La Vieille-Montagne (1806-1873). Innovations et mutations dans l’industrie du zinc.

Défis techniques et investissement dans la technologie

technologie

L’analyse des mécanismes de l’innovation prend pour point de départ un corpus de près de 200 brevets qui permet de distinguer quatre défis techniques mobilisant les producteurs de zinc : l'amélioration du four liégeois inventé par Dony, le perfectionnement des creusets, accessoires indispensables de ce four, les nuisances générées par les fonderies de zinc, la production d'un nouveau produit, le blanc de zinc, un pigment blanc non toxique.

 
Brevet Saint-Paul de Sinçay du 17/11/1853 (à gauche) et Brevet Dubois du 25/11/1850 (à droite)
 

Dans le secteur du zinc et même au-delà, ces difficultés techniques font naître une course à l’innovation qui se traduit par d’importants investissements dans les technologies.

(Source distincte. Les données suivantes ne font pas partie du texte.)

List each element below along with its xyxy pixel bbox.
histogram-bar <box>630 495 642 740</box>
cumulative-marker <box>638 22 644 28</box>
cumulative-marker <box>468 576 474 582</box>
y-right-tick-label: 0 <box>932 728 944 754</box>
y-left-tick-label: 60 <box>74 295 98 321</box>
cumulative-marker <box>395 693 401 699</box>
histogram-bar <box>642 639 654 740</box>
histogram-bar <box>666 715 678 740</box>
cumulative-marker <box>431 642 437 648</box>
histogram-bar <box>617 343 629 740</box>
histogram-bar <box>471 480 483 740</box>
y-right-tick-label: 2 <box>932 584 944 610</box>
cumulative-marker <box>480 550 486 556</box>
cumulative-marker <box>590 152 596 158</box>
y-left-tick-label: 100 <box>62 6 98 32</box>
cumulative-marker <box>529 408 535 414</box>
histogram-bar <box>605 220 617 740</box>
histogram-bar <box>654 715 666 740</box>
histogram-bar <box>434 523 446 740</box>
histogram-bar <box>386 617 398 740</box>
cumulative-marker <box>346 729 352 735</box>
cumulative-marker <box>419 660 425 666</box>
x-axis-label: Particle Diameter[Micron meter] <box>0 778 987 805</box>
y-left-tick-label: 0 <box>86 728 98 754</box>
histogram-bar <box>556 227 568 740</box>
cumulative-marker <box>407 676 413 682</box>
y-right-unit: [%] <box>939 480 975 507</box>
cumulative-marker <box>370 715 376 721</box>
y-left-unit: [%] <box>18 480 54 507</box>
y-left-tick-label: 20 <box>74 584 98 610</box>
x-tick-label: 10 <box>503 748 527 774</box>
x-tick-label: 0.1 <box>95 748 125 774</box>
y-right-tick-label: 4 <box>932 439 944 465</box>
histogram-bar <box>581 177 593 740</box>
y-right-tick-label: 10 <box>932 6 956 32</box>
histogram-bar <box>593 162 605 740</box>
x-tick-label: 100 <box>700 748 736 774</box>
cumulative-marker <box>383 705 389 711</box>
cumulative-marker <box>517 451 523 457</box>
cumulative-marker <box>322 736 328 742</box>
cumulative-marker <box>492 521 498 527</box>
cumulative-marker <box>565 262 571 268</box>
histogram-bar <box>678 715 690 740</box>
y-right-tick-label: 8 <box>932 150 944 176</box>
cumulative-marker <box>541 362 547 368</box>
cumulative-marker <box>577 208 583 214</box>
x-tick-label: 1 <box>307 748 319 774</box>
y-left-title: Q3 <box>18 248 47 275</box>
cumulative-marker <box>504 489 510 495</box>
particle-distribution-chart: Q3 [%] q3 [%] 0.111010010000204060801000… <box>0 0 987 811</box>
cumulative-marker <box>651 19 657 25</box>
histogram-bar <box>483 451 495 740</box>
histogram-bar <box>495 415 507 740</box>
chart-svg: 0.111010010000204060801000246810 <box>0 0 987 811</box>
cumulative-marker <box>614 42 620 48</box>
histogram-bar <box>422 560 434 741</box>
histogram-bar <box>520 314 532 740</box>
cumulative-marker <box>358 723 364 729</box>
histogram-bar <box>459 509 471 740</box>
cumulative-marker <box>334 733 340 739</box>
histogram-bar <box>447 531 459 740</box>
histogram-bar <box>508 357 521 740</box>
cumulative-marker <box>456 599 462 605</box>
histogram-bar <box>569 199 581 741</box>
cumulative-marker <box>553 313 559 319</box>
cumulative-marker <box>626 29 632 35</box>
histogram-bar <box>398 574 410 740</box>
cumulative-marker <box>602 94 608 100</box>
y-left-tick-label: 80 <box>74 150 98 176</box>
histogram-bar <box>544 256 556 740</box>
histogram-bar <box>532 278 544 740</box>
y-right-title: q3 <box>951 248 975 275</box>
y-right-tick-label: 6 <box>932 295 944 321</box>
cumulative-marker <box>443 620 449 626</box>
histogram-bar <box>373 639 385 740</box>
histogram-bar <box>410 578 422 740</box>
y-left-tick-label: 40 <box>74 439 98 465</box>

À l’échelle de l’entreprise, l’analyse décrit, au cœur des sites de production, les solutions envisagées, les expérimentations menées, les échecs et réussites engrangées, etc.  

 

Les voies de l’expertise technique

Du point de vue de l'acquisition des connaissances, on se trouve, à la Vieille-Montagne, dans un schéma privilégiant l'empirisme et le changement technique par essais-erreurs. Au vu du foisonnement des tests et expériences, consignés dans les rapports annuels consacrés à la fabrication du zinc, on peut même parler d'une "culture" de l'essai.

floneDans cette configuration spécifique, la mise en place d'un système d'information technique balisant les chemins de l’innovation paraît fondamentale. Celui-ci revêt plusieurs dimensions dont la première est une forme précoce de veille technologique qui porte par exemple sur les brevets déposés par les concurrents. Il faut également insister sur l'existence de réseaux d'informateurs, parfois extérieurs à la société, et qui témoignent d’une conjonction entre les milieux industriels et scientifiques. L’organisation structurelle de l’entreprise stimule à son tour l’inventivité en favorisant la réflexion sur l'innovation et la transmission des informations techniques. C'est par exemple à cette fin que sont créés, en 1846, divers comités réunissant les chefs de fabrication des diverses fonderies de zinc. Favorisant le partage d'expériences et d'idées neuves, ces rencontres font émerger une série d'impulsions destinées à dépasser les problèmes  techniques.

 
L’usine de Flône vers 1850, lithographie publiée dans La Belgique industrielle.
 

 

Autonomie contrôlée et concurrence interne sur le front de l’innovation

SaintPauldeSinçay1887En matière d’innovation, le pouvoir d’initiative est confié aux sites de production et, de facto, aux directeurs d’établissements. Certes, la direction générale, incarnée par Louis-Alexandre Saint-Paul de Sinçay à partir de 1846, est le lieu de la décision, mais l'impulsion est donnée par les directeurs d'établissement et à leurs chefs de fabrication qui conçoivent et sélectionnent les procédés innovants à soumettre à l'expérience industrielle. Ils assument ainsi un rôle important du point de vue des choix technologiques. Cette stratégie d’autonomie contrôlée favorise l'émergence dans chaque fonderie de procédés divers et suscite une véritable émulation entre établissements. Cette liberté des directeurs d'établissements prend néanmoins fin, parfois brutalement, lorsque le nouveau procédé est évalué sous l'angle du rendement. Le cas échéant, la direction et le conseil d'administration approuvent son usage à l'usine, voire envisagent sa généralisation à d'autres établissements.

Ce scénario de la généralisation n'est pas sans analogie avec la pratique du benchmarking qu'on peut définir comme un processus d'analyse, de sélection puis d'implantation des pratiques jugées capables d'améliorer les performances au sein d'une organisation. Puisque la direction générale confronte systématiquement, dans ses rapports annuels, les bons et mauvais élèves, cette émulation prend même la forme d'une concurrence interne entre établissements.